Director: Zack Snyder
Cast: Ben Affleck, Henry Cavill, Amy Adams, Jesse Eisenberg, Diane Lane, Laurence Fishburne, Jeremy Irons, Holly Hunter, Gal Gadot
The plot of the long-anticipated DC blockbuster is slightly reminiscent of the brief opening subplot of Pixar’s The Incredibles: Should superheroes be held accountable for the damage they cause? Are they really the heroes that they claim to be? Dawn of Justice takes it a step farther (well, at least it tries to), bringing up the problem of deifying heroes – Superman, more specifically. Zack Snyder never actually solves this problem, nor does he keep his plot together in the film. The movie attempts to distract from the fact that it’s falling apart by bringing in unnecessary and barely relevant characters from the DC Universe.
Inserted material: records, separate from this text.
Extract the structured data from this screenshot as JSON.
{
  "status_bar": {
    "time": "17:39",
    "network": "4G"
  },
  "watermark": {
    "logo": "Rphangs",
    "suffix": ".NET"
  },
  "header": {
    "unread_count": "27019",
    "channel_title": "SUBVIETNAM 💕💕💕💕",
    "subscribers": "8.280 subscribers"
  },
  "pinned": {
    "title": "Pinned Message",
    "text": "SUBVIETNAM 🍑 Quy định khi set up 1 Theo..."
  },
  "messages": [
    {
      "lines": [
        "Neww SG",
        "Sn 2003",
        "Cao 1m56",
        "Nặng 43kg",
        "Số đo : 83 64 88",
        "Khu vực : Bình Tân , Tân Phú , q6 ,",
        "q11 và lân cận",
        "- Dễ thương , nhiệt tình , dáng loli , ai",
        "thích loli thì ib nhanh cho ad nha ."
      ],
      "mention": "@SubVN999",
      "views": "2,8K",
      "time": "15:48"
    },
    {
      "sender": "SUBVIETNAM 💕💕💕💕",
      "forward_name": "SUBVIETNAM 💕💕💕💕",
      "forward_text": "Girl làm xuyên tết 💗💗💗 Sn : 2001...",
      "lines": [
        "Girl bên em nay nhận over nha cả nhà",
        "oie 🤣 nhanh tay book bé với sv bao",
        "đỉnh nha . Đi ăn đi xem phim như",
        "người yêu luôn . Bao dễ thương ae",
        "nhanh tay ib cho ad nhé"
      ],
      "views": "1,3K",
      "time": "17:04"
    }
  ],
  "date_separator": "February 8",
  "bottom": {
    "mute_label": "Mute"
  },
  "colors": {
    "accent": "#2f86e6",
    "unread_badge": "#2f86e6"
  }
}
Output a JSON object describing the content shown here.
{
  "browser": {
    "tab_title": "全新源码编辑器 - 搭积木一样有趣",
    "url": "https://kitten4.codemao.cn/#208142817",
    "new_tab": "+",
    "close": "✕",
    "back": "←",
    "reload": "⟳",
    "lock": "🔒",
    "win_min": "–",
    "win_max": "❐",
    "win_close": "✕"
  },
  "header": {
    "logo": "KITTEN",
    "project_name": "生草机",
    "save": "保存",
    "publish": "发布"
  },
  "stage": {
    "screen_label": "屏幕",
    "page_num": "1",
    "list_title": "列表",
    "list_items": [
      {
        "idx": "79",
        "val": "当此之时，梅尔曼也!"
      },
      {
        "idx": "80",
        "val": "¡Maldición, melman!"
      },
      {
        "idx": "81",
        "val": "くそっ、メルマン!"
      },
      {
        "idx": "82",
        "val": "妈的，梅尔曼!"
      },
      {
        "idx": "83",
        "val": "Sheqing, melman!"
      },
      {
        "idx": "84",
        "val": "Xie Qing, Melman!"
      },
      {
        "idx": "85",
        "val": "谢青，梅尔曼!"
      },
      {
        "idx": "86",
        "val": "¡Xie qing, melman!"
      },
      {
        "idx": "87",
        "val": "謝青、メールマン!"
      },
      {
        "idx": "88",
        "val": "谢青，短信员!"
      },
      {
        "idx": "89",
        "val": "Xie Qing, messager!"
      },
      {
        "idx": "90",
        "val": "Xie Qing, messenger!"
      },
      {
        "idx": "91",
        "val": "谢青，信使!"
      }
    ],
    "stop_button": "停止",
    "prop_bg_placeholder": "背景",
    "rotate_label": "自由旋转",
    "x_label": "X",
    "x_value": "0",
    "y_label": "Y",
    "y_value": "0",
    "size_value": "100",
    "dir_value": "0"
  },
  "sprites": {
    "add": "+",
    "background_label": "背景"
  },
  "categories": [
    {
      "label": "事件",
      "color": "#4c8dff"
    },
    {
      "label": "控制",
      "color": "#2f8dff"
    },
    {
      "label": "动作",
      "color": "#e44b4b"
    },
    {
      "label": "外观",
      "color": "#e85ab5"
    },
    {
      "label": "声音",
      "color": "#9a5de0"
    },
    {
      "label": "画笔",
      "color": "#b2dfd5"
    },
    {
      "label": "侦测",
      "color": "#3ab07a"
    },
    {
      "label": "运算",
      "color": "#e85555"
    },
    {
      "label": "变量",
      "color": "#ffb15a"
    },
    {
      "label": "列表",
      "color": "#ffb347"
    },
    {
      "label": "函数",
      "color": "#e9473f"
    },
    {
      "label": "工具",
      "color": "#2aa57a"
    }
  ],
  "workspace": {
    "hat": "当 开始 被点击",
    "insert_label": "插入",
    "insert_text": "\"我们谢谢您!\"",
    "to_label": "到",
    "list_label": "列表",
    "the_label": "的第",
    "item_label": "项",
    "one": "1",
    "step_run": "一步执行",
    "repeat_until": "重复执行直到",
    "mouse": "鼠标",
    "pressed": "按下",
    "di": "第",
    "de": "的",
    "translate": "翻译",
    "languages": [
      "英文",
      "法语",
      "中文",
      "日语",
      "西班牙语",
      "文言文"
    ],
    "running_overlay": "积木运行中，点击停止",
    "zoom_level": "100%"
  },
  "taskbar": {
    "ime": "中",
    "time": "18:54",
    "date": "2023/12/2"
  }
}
Oh, and of course, lots of special effects.
Batman vs. Superman starts out strongly enough with an introduction to the Bat’s origin story, and then a retelling of the final events of Man of Steel, through Bruce Wayne’s (Ben Affleck) point of view. This is actually done wonderfully, despite the scene dragging on a bit. It’s difficult to imagine Superman – a hero that everyone has trusted and loved since his conception – as a villain, so seeing the hero using the Metropolis as a battlefield through Wayne’s horrified eyes is a masterful use of perspective. After this, things make a turn for the worst, as Snyder tries to weave convoluted subplots together. Somewhere, Kryptonite is discovered. Somewhere else, Lois Lane (Amy Adams) ends up in a sticky situation that endangers her life and causes superman to intervene, resulting in enough casualties that the implication of Superman being a criminal is brought up again. Snyder continues with his disjointed subplots, and the audience gets to play a frustrating game of “How does this contribute to the story?”
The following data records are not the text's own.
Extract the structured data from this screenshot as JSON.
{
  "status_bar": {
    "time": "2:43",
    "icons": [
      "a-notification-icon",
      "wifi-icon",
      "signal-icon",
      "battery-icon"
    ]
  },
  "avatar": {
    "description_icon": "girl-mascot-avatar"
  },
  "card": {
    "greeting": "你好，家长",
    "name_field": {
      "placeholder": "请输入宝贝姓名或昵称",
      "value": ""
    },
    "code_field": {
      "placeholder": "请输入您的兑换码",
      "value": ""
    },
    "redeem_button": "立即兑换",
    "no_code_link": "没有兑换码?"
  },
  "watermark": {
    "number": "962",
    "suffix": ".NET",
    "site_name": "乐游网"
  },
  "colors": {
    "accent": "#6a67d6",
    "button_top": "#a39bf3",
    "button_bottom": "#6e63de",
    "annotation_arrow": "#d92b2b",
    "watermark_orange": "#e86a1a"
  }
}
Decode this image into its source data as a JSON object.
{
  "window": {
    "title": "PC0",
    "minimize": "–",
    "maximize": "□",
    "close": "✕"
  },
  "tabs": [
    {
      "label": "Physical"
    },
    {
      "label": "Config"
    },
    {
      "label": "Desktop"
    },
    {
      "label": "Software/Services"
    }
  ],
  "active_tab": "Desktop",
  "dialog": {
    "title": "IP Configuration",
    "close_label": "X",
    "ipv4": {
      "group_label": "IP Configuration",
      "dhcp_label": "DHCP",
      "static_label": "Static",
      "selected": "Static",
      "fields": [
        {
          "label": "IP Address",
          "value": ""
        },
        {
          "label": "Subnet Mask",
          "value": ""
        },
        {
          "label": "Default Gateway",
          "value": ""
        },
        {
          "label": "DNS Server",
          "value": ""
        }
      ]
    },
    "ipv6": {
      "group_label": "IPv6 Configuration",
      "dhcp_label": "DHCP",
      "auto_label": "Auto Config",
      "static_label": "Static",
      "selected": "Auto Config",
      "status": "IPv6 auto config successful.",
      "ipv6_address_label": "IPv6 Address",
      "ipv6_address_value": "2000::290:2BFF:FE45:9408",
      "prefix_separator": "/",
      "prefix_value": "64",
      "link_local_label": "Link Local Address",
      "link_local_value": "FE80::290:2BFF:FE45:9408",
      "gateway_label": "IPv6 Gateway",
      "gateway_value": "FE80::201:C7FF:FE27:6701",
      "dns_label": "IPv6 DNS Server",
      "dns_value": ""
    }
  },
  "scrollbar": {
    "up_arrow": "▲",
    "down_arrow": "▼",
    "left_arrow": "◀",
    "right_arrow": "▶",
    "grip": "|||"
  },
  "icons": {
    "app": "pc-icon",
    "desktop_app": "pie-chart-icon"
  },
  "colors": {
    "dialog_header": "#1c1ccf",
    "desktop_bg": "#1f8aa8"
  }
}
Fortunately, Snyder does know how to make a lovely looking piece of cinema, save for the CGI monstrosity “Doomsday” that everyone has seen in the teasers. The action scenes will satisfy all fans of the genre, as they are beautifully choreographed and entrancing to watch. The movie works hard to ensure that all of its symbolism gets through to the audience, grossly overdoing it. In fact, more time is spent trying to enforce the symbolism of Superman as a god than it is developing the theme of the morality of idolization. These failings comes as no surprise, with the primary laudation of Man of Steel being its grand spectacle. Film critics and fans know by now that Snyder can create visual masterpieces; what would really “wow” us is if he actually accompanied these sequences with a worthy plot.
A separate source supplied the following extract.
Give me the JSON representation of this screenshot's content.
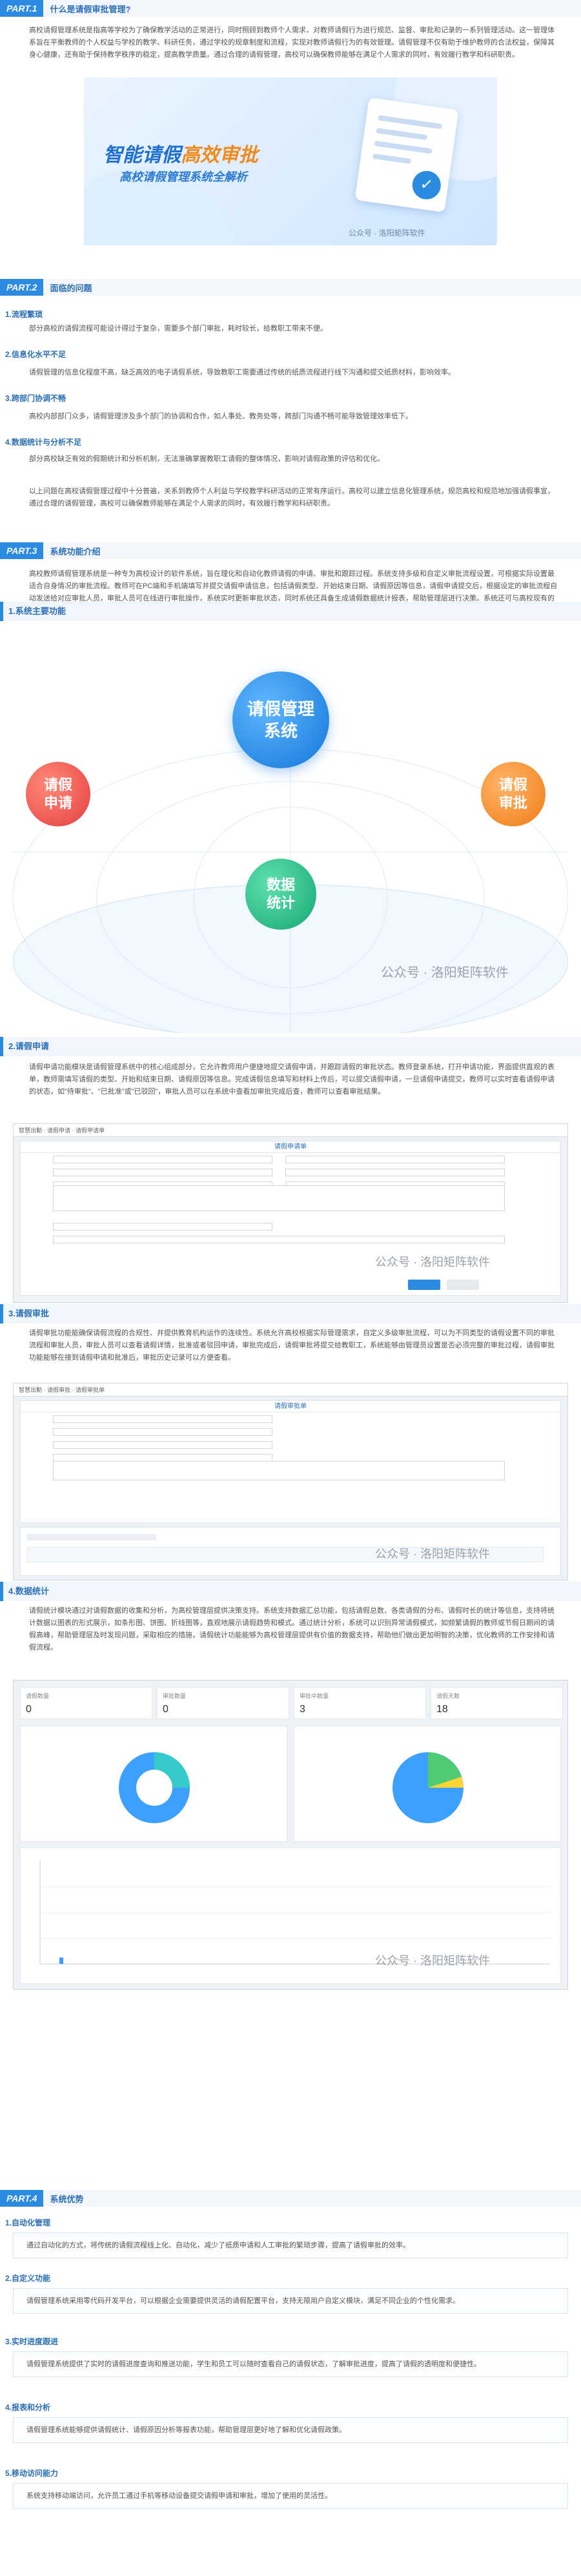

When it was announced that our beloved Dark Knight had been recast, I was skeptical to hear that Affleck would be taking on Christian Bale’s former role. Luckily for us, the new Bruce Wayne is a pleasant surprise. Despite the fact that Snyder chooses not to explore the character further, Affleck does a fantastic job with what he’s been handed. Other cast members leave something to be desired, namely, Jesse Eisenberg as Lex Luthor. A common description of Luthor’s character in the DC universe is of a sophisticated man with unparalleled intellect. Eisenberg seems keen on turning the character into an utter lunatic. The best thing that can be said about this unworthy villain is that Hans Zimmer composed an intriguing theme for him that pays appropriate homage to John William’s 1978 Superman score.
The reason that Batman vs. Superman is being so eagerly consumed by audiences is because they like the idea of it. They like seeing random appearances of the Flash, Aquaman, and Cyborg, because these cameos promise more familiar DC superhero films to come. All in all, Marvel is still dominating the genre of the superhero film, and rubbish like this is barely even competition. Obviously excluding The Dark Knight trilogy, DC films all around have done nothing to enliven or better cinema. Dawn of Justice is another huge step in a completely backwards direction.